Da haben Sie vielleicht einzelne Brocken, an denen sich Legionellen gerne anheften. Normalerweise müsste man diese Probe dann kräftig durchmixen, um eine gleichmäßige Verteilung zu haben. Das geht aber nicht, weil dieser Vorgang die Legionellen zerstören würde. Stellen Sie sich das Ganze so vor: Sie haben einen Behälter mit klarem Wasser, in dem drei Reiskörner schwimmen. Daraus nehmen Sie eine Probe und Sie ziehen durch Zufall: nichts. Die drei Reiskörner haben Sie nicht getroffen. Hoch gerechnet auf die Gesamtmenge Ihres Behälters sagt Ihre Probe dann aus: Da sind keine Legionellen drin. Jetzt machen Sie das Gleiche noch mal und treffen jetzt zwei Reiskörner. Und dann stellen Sie fest: Wenn ich das hochrechne auf die Gesamtmenge, dann sind da sicherlich eine Million Legionellen drin. Da haben Sie das Problem, dass Sie in diesem trüben Wasser eine gewisse Chance haben, auf Legionellen zu treffen oder nicht.
Nach den Messwerten wird ja die Gefahrenlage bewertet – und diese Werte sind also rein vom Zufall abhängig?
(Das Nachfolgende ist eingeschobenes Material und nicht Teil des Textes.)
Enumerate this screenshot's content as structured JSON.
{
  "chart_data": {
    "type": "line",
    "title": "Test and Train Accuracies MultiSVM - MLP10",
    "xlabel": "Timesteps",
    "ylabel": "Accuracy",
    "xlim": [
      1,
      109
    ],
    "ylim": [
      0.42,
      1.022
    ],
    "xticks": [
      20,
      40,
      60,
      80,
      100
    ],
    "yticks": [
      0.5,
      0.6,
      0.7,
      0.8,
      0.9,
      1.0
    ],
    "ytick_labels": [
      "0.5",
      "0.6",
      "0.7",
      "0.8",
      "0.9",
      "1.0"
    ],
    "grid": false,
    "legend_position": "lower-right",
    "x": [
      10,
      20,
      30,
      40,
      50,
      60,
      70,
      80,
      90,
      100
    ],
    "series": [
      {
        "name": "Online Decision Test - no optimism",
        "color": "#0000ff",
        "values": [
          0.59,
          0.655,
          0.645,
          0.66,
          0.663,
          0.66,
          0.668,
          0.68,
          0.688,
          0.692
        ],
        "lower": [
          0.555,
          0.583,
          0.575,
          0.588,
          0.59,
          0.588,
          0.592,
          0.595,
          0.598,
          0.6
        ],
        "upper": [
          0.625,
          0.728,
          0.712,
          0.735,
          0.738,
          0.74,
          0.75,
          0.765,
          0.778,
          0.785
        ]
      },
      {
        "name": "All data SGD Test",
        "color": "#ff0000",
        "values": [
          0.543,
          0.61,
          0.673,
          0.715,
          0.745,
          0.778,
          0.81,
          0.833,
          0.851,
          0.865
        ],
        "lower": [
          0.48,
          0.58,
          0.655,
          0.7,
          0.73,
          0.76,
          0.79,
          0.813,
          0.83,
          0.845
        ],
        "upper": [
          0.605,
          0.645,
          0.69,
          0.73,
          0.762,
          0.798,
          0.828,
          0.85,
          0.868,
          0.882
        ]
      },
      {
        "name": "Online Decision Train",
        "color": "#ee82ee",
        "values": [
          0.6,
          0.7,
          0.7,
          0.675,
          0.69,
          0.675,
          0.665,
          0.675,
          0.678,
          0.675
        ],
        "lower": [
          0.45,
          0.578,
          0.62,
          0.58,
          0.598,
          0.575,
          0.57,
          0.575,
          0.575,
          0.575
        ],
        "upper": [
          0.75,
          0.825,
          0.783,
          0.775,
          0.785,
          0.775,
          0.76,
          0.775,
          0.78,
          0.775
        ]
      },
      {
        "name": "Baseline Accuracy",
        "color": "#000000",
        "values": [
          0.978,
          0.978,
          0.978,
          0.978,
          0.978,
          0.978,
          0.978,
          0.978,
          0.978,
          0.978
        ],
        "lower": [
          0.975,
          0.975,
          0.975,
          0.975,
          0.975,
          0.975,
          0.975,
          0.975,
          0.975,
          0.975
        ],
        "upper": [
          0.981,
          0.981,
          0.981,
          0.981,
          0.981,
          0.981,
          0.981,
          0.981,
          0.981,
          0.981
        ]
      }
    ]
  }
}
Wir orientieren uns immer am ‘worst case’, das heißt, wir gehen vom schlechtesten Fall aus. Die Labore retten sich im Moment damit, dass sie bei trübem Wasser sagen: Wir wissen es nicht genau. Das eine Labor sagt dann: Es ist unter einer Million. Das kann null sein, kann aber auch 999 999 sein. Das andere Labor sagt es sind 100, weil wir die genau aus der Probe hochgerechnet haben. Daraus ergeben sich Probleme, das steht außer Frage. Diese sind uns aber bekannt und genau deswegen gibt es jetzt auch diese Arbeitsgruppe unter Leitung des LANUV, die in Zusammenarbeit mit den Laboren neue Leitfäden für diese Analysierung erarbeiten soll (siehe Infokasten, Anm. d. Red.). Aber ganz wichtig: Wir reden hier von trübem Wasser. Die Analytik funktioniert zu hundert Prozent da, wo wir im klaren Gewässer messen, also in der Wäster. Da ist das Wasser gut durchmischt, wenn man da was findet, dann kann man sicher sein, das ist es. Bei den Messwerten aus den trüben Gewässern haben wir von Anfang an gesagt, dass wir uns an den höchsten Werten orientieren, das ist auch einfach eine Frage der Sicherheit.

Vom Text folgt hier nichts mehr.